If foods can cause triglyceride levels to increase in the body, there must be foods that lower triglycerides as well. Life works that way, doesn’t it? If it is day, there should be night. So if it’s what you eat that causes your triglycerides to skyrocket, it only makes sense to use food as your weapon to get the number back to normal.

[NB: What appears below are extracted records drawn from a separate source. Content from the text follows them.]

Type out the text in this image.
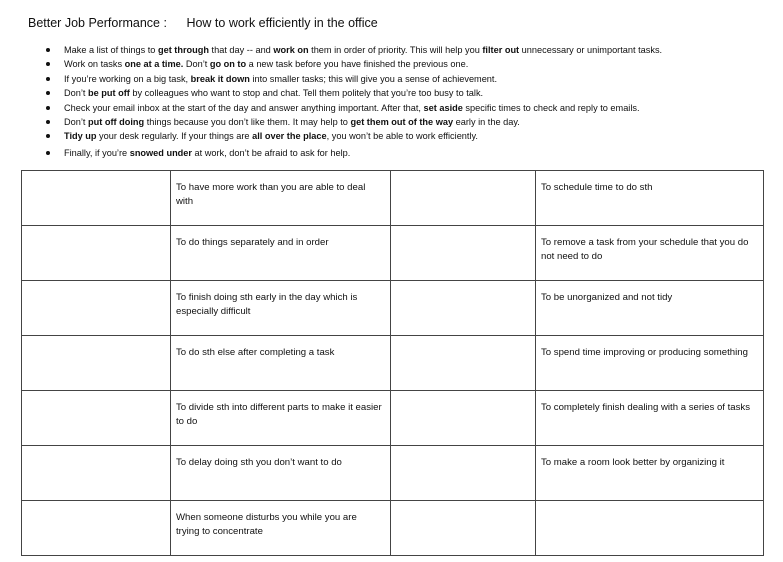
Better Job Performance : How to work efficiently in the office
Make a list of things to get through that day -- and work on them in order of priority. This will help you filter out unnecessary or unimportant tasks.
Work on tasks one at a time. Don’t go on to a new task before you have finished the previous one.
If you’re working on a big task, break it down into smaller tasks; this will give you a sense of achievement.
Don’t be put off by colleagues who want to stop and chat. Tell them politely that you’re too busy to talk.
Check your email inbox at the start of the day and answer anything important. After that, set aside specific times to check and reply to emails.
Don’t put off doing things because you don’t like them. It may help to get them out of the way early in the day.
Tidy up your desk regularly. If your things are all over the place, you won’t be able to work efficiently.
Finally, if you’re snowed under at work, don’t be afraid to ask for help.
	To have more work than you are able to deal with		To schedule time to do sth
	To do things separately and in order		To remove a task from your schedule that you do not need to do
	To finish doing sth early in the day which is especially difficult		To be unorganized and not tidy
	To do sth else after completing a task		To spend time improving or producing something
	To divide sth into different parts to make it easier to do		To completely finish dealing with a series of tasks
	To delay doing sth you don’t want to do		To make a room look better by organizing it
	When someone disturbs you while you are trying to concentrate		
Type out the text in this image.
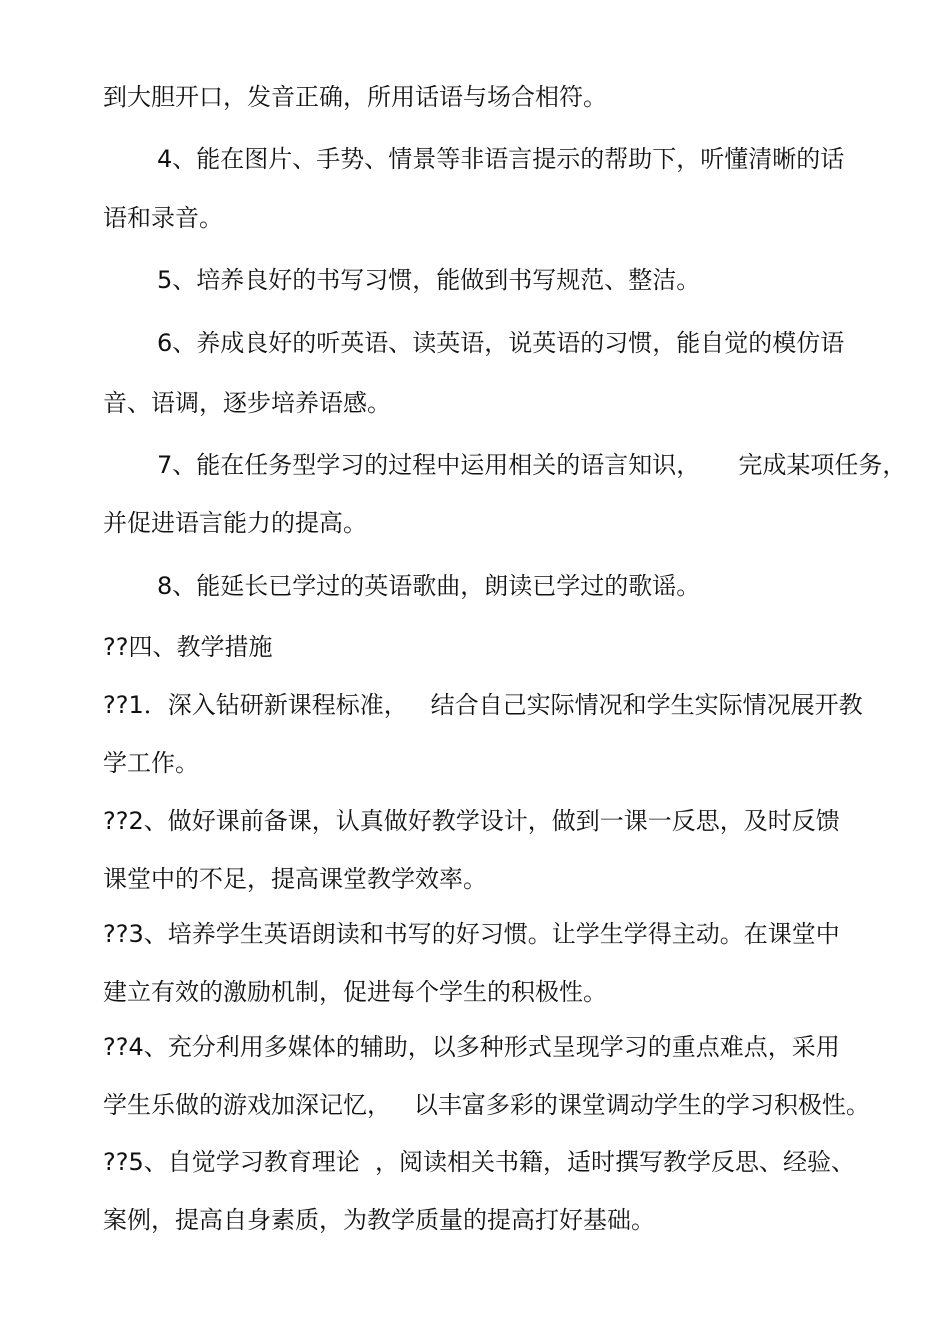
到大胆开口，发音正确，所用话语与场合相符。
4、能在图片、手势、情景等非语言提示的帮助下，听懂清晰的话
语和录音。
5、培养良好的书写习惯，能做到书写规范、整洁。
6、养成良好的听英语、读英语，说英语的习惯，能自觉的模仿语
音、语调，逐步培养语感。
7、能在任务型学习的过程中运用相关的语言知识，     完成某项任务，
并促进语言能力的提高。
8、能延长已学过的英语歌曲，朗读已学过的歌谣。
??四、教学措施
??1．深入钻研新课程标准，   结合自己实际情况和学生实际情况展开教
学工作。
??2、做好课前备课，认真做好教学设计，做到一课一反思，及时反馈
课堂中的不足，提高课堂教学效率。
??3、培养学生英语朗读和书写的好习惯。让学生学得主动。在课堂中
建立有效的激励机制，促进每个学生的积极性。
??4、充分利用多媒体的辅助，以多种形式呈现学习的重点难点，采用
学生乐做的游戏加深记忆，   以丰富多彩的课堂调动学生的学习积极性。
??5、自觉学习教育理论  ，阅读相关书籍，适时撰写教学反思、经验、
案例，提高自身素质，为教学质量的提高打好基础。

On the other hand, you may be wondering why it is necessary to regulate triglyceride levels. Are triglycerides not necessary for the body? Actually, when you think about it, triglycerides, as a form of fat in the blood, which play an important role in the anatomy of the body, can’t be a bad thing. They are, in fact, an excellent source of energy and make possible the transport of dietary fats. The problem starts when your triglycerides are more than 150 mg / dL because then you can now be considered at risk of developing heart disease. Uncontrolled elevated triglycerides can cause the heart to lose its function, increasing the risk of strokes, coronary artery disease, or heart attack.
Fortunately, elevated triglycerides are easily manageable, especially in its early stages. In many cases, you don’t even need to go to the doctor because elevated triglyceride levels can be regulated simply by adopting some healthy habits. Start with the food you choose, for example. When preparing your meal plan, there are two things to keep in mind if you are looking to lower your triglycerides: Omega-3s and fiber. Omega-3 is an essential fatty acid that has earned worldwide recognition for its health benefits, especially on the heart. Meanwhile, the fiber works like a broom: it sweeps up anything from the body that shouldn’t be there in the first place. It goes without saying then that foods that lower triglycerides should contain Omega-3 or fiber. In particular, these would include the following:
1. Fish. A rich source of Omega-3 essential fatty acids, it is recommended to include fish in the diet at least 2-3 times a week. However, there are certain varieties of fish that are more contaminated with mercury than others, so you should limit your options to salmon, tilapia, flounder, sardines, and canned tuna;
2. Vegetables. Vegetables are good, even if you eat them every day. Green leafy vegetables such as cauliflower, broccoli, celery, and spinach, and other types of vegetables such as squash, bell peppers, green beans, cabbage, and Brussels sprouts have excellent triglyceride-lowering properties, as well Make sure you have a healthy serving of vegetables every day.
3. Fresh fruits, especially those high in fiber like apples with skin and apricots
Four. Nuts and seeds. Nuts and seeds like almonds, peanuts and walnuts and sunflower seeds are good for your heart health.
5. Grains, oats, and wheat. These can also lower triglyceride levels, in addition to stimulating the digestive system.
6. Water. This is something you should never skimp on. Prefer water at any time to soft drinks and alcoholic beverages. Make sure you drink at least 8 glasses of water every day for good health.
Of course, you won’t have a hard time remembering these triglyceride-lowering foods, right?